Да нет, нет. Нельзя допускать таких мыслей!
И с чего бы это Арсению забывать, что он делал и чего не делал ночью? Он ведь никогда раньше лунатизмом не страдал, на провалы в памяти не жаловался.
Почему же тогда его сердце ходуном ходило в груди, а нервы были напряжены, как натянутые струны?
— Говорят, к воскресенью уже обещают тело отдать, похороны будут во второй половине дня, — продолжала говорить матушка, поскрёбывая ногтем старое засохшее пятно на скатерти. — Нужно бы тебе с работы отпроситься на воскресенье-то, Сеня. Съездить, проститься с другом.
— Нет, не поеду, — мотнул головой Арсений, неторопливо доедая суп и приступая к каше.
Мама удивлённо воззрилась на сына, будто увидела его впервые в жизни.
— Ты чего это, Сеня? Нужно на похороны поехать обязательно, ты что!
— Не хочу.
— Да как так? Вы же с Тимуром столько лет дружили! Неужели ты не хочешь в последний путь товарища проводить, что-то напоследок ему важное сказать?

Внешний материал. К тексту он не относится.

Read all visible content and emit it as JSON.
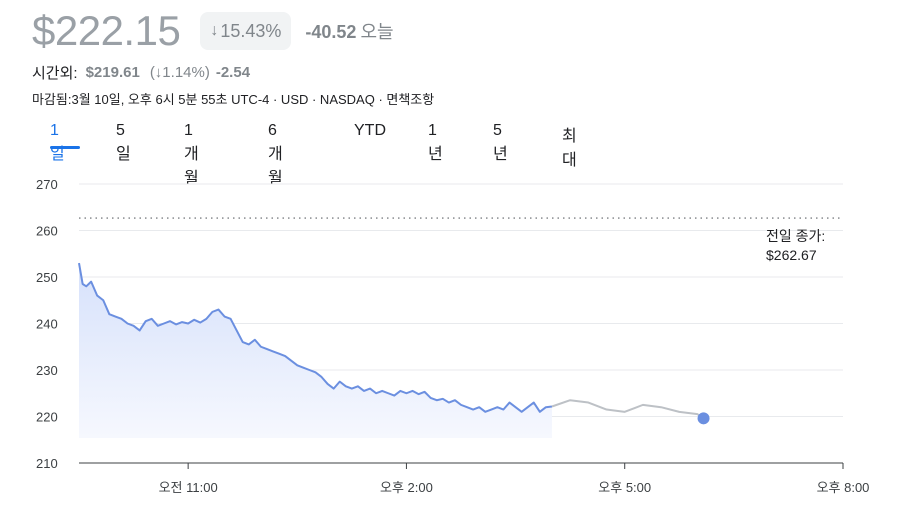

— Мы не в ладах были последнее время, — с усилием выдавил Арсений это признание из сердца. — Пусть с ним прощаются те, кому он был по-настоящему дорог.
— Сыночек, — неожиданно смягчившимся голосом произнесла мама. — Когда человек умирает, не остаётся места старым обидам и упрёкам. Нужно отпустить всё это. Он на тот свет ушёл без груза былых сожалений, без злобы, вот и тебе стоит поступить так же — всё ему простить и самому у него прощения попросить…
«Едва ли он простит меня за собственную гибель», — мелькнула непрошеная мысль в голове Арсения, но выпорхнуть изо рта он ей не позволил.
— Даже если бы я и захотел поехать, с работы меня хрен кто отпустит, да и вечером надо будет Ангелину на поезд провожать, — вместо этого сказал вслух Сеня, вяло жуя кашу.
— Уверена, что начальник пойдёт тебе навстречу и даст погулять один денёк, — настаивала мама. — Ты там на хорошем счету! Столько лет без устали трудишься! А Ангелину я проводить могу…
— Вот уж нет, — сразу возразил Арсений, решительно встречаясь взглядом с матерью. — Ангелину я сам провожу, тут не до посредников! Ты, если так хочешь, можешь съездить на похороны и там от меня попрощаться с Тимуром. А вот девушку свою я сам на поезд посажу!
Мама слегка улыбнулась, виновато сведя брови к переносице, но почти сразу её улыбка истаяла, как первый снег.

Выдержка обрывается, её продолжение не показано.